Let $${\mathbf y}$$ be a $$N \times S$$ matrix, where $$N$$ is the total number of observations, and $$S=p(p+1)/2$$ is the total number of univariate plus bivariate responses. That is, the columns represents observations from variables $$y_1,\dots,y_p$$ and $$y_{12},y_{13},\dots,y_{p-1,p}$$. The matrix $${\mathbf y}$$ contains 1’s and 0’s, indicating positive and negative responses respectively.

Each row vector $${\mathbf y}_i$$, $$i=1,\dots,N$$ represents an observation from the multinomial distribution $${\mathbf y}_i \sim \mathop{\mathrm{Mult}}({\mathbf p}_2, {\boldsymbol\Sigma}_2)$$. Under a complex sampling design, each observations has weight $$w_i$$. For convenience, we normalise the sampling weights so that $$\sum_{i=1}^N w_i = N$$, so that each $$w_i$$ has the interpretation of an “effective sample size”.
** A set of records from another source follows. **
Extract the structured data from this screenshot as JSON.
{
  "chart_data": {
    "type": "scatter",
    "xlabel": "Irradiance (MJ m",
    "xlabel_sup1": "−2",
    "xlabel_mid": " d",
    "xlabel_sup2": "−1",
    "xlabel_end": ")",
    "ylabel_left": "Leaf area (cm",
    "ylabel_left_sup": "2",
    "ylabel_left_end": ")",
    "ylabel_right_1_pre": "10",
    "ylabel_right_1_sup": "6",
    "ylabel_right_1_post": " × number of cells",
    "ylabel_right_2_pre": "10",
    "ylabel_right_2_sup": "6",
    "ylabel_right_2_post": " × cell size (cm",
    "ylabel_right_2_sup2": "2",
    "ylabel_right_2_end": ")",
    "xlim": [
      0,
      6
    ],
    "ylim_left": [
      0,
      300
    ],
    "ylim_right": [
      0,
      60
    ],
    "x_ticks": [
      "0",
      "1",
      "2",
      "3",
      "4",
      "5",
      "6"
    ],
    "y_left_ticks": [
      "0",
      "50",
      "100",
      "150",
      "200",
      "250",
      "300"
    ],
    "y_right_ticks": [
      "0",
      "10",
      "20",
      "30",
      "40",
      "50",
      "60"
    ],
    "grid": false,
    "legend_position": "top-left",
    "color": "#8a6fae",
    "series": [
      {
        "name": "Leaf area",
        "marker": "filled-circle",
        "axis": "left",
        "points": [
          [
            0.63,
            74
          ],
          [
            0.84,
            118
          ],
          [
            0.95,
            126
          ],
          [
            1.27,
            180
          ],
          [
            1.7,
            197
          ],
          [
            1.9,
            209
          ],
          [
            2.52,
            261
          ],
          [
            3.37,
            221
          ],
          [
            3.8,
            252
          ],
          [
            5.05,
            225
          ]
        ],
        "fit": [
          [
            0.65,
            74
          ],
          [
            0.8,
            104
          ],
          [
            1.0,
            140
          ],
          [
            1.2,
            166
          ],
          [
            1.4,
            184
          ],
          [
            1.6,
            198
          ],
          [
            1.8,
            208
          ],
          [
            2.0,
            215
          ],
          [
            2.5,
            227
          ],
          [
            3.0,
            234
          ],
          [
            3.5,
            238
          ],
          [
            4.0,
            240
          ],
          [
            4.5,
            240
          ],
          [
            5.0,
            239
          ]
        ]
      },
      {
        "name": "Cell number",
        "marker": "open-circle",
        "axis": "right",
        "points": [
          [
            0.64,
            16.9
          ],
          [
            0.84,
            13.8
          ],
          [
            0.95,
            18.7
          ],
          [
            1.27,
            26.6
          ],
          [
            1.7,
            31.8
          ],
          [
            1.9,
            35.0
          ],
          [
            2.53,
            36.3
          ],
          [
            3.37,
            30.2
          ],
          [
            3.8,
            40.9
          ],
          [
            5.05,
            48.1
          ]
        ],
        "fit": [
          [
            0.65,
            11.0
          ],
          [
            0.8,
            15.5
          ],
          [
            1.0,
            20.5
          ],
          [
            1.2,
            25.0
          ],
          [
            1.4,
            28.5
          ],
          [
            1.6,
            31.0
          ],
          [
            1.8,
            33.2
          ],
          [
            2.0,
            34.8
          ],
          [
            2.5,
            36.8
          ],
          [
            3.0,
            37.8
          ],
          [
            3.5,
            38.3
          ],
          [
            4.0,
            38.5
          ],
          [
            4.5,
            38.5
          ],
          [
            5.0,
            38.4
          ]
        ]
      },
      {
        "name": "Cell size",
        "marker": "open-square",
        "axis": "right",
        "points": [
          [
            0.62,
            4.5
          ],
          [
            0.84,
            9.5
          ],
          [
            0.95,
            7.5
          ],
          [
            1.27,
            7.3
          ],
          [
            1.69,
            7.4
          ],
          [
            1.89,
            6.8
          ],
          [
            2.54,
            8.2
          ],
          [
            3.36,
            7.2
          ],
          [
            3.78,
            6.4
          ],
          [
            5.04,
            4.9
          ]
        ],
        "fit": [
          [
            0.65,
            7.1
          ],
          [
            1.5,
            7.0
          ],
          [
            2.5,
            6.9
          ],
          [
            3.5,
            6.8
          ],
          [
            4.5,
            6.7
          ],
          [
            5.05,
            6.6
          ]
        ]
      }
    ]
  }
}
Estimating the proportions

The weighted sample proportion estimator is $\hat{\mathbf p}_2 = \frac{\sum_i w_i {\mathbf y}_i}{\sum_i w_i}$ which corresponds to a weighted column average of the matrix $${\mathbf y}$$.
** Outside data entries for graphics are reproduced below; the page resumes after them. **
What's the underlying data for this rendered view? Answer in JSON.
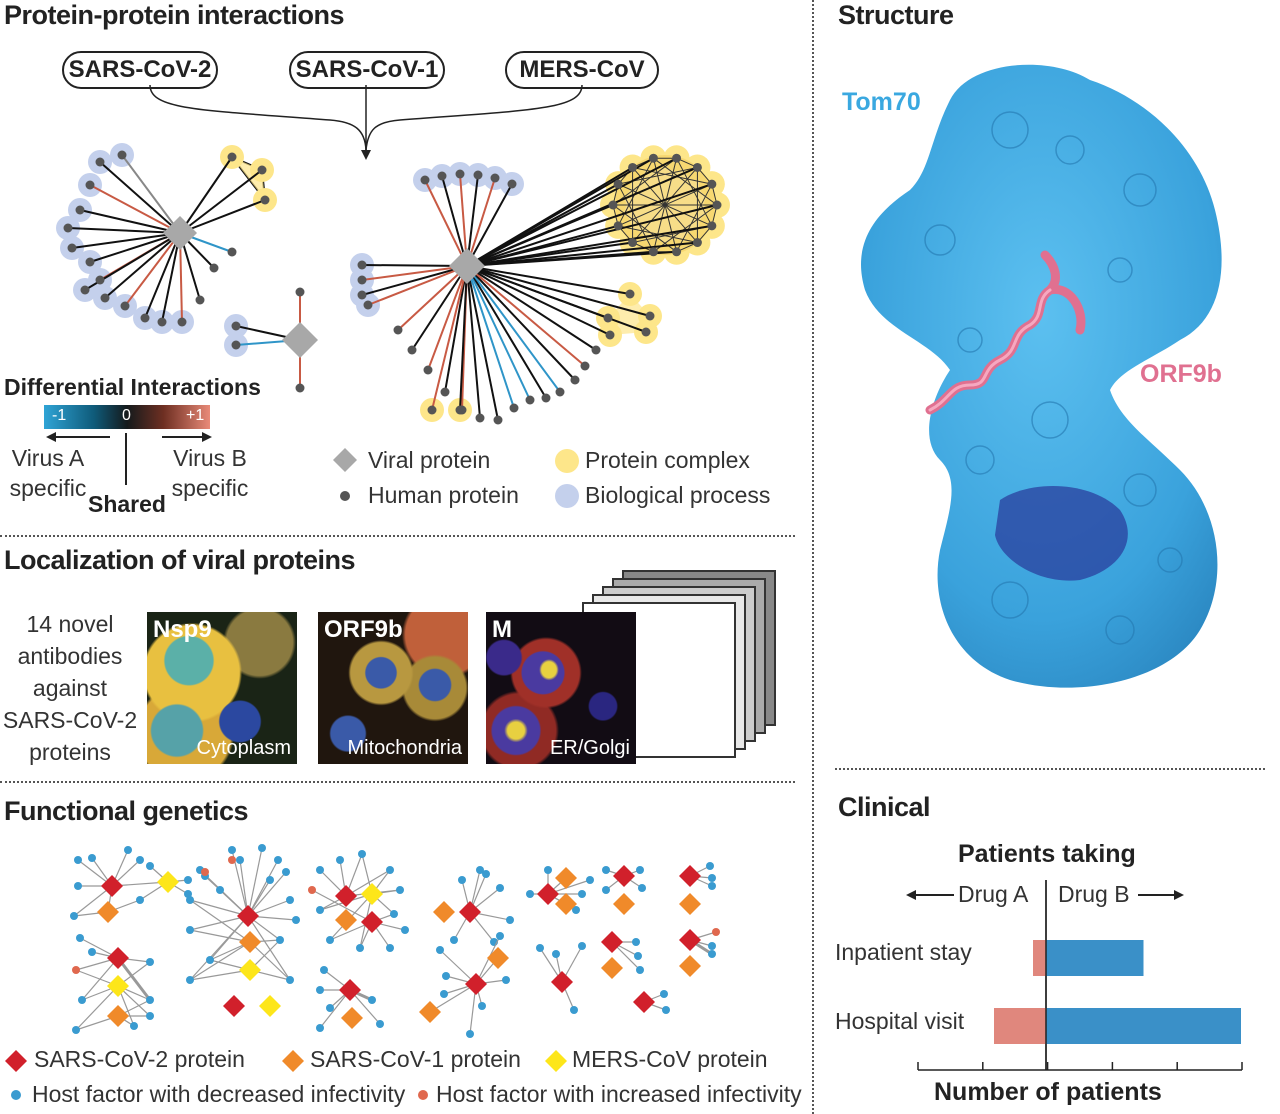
{
  "ppi": {
    "title": "Protein-protein interactions",
    "viruses": [
      "SARS-CoV-2",
      "SARS-CoV-1",
      "MERS-CoV"
    ],
    "diff_title": "Differential Interactions",
    "scale_ticks": [
      "-1",
      "0",
      "+1"
    ],
    "virus_a": [
      "Virus A",
      "specific"
    ],
    "virus_b": [
      "Virus B",
      "specific"
    ],
    "shared": "Shared",
    "legend": {
      "viral": "Viral protein",
      "human": "Human protein",
      "complex": "Protein complex",
      "process": "Biological process"
    },
    "colors": {
      "viral": "#a8a8a8",
      "human": "#555555",
      "complex": "#fde68a",
      "process": "#c4d0ec",
      "specific_a": "#2f95c8",
      "specific_b": "#c85a44"
    }
  },
  "localization": {
    "title": "Localization of viral proteins",
    "desc": [
      "14 novel",
      "antibodies",
      "against",
      "SARS-CoV-2",
      "proteins"
    ],
    "panels": [
      {
        "protein": "Nsp9",
        "location": "Cytoplasm"
      },
      {
        "protein": "ORF9b",
        "location": "Mitochondria"
      },
      {
        "protein": "M",
        "location": "ER/Golgi"
      }
    ]
  },
  "genetics": {
    "title": "Functional genetics",
    "legend": {
      "sars2": "SARS-CoV-2 protein",
      "sars1": "SARS-CoV-1 protein",
      "mers": "MERS-CoV protein",
      "decreased": "Host factor with decreased infectivity",
      "increased": "Host factor with increased infectivity"
    },
    "colors": {
      "sars2": "#d1202b",
      "sars1": "#f08a2a",
      "mers": "#fde61a",
      "decreased": "#3a9bd0",
      "increased": "#e0684e"
    }
  },
  "structure": {
    "title": "Structure",
    "tom70": "Tom70",
    "orf9b": "ORF9b",
    "colors": {
      "tom70": "#3aa8e0",
      "orf9b": "#e07090"
    }
  },
  "clinical": {
    "title": "Clinical",
    "patients_taking": "Patients taking",
    "drug_a": "Drug A",
    "drug_b": "Drug B",
    "xlabel": "Number of patients"
  },
  "chart_data": {
    "type": "bar",
    "orientation": "horizontal",
    "categories": [
      "Inpatient stay",
      "Hospital visit"
    ],
    "series": [
      {
        "name": "Drug A",
        "values": [
          -0.2,
          -0.8
        ],
        "color": "#e0877d"
      },
      {
        "name": "Drug B",
        "values": [
          1.5,
          3.0
        ],
        "color": "#3a90c8"
      }
    ],
    "xlabel": "Number of patients",
    "xlim": [
      -2,
      3.0
    ],
    "ticks": 6
  }
}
Estimating the covariance matrix

The estimator for the covariance matrix is $\hat{\boldsymbol\Sigma}_2 = \frac{1}{\sum_i w_i} \sum_i \frac{N}{N-1} w_i ({\mathbf y}_i - \hat{\mathbf p}_2)^\top ({\mathbf y}_i - \hat{\mathbf p}_2).$ This means that each entry in this $$S \times S$$ covariance matrix is simply a weighted estimate of the variance or covariance of the binary response variables. Under a model (e.g. binary factor model), we should replace the $$\hat {\mathbf p}_2$$ with the estimated model probabilities $$\hat{\boldsymbol\pi}_2 := {\boldsymbol\pi}_2(\hat{\boldsymbol\theta})$$ instead.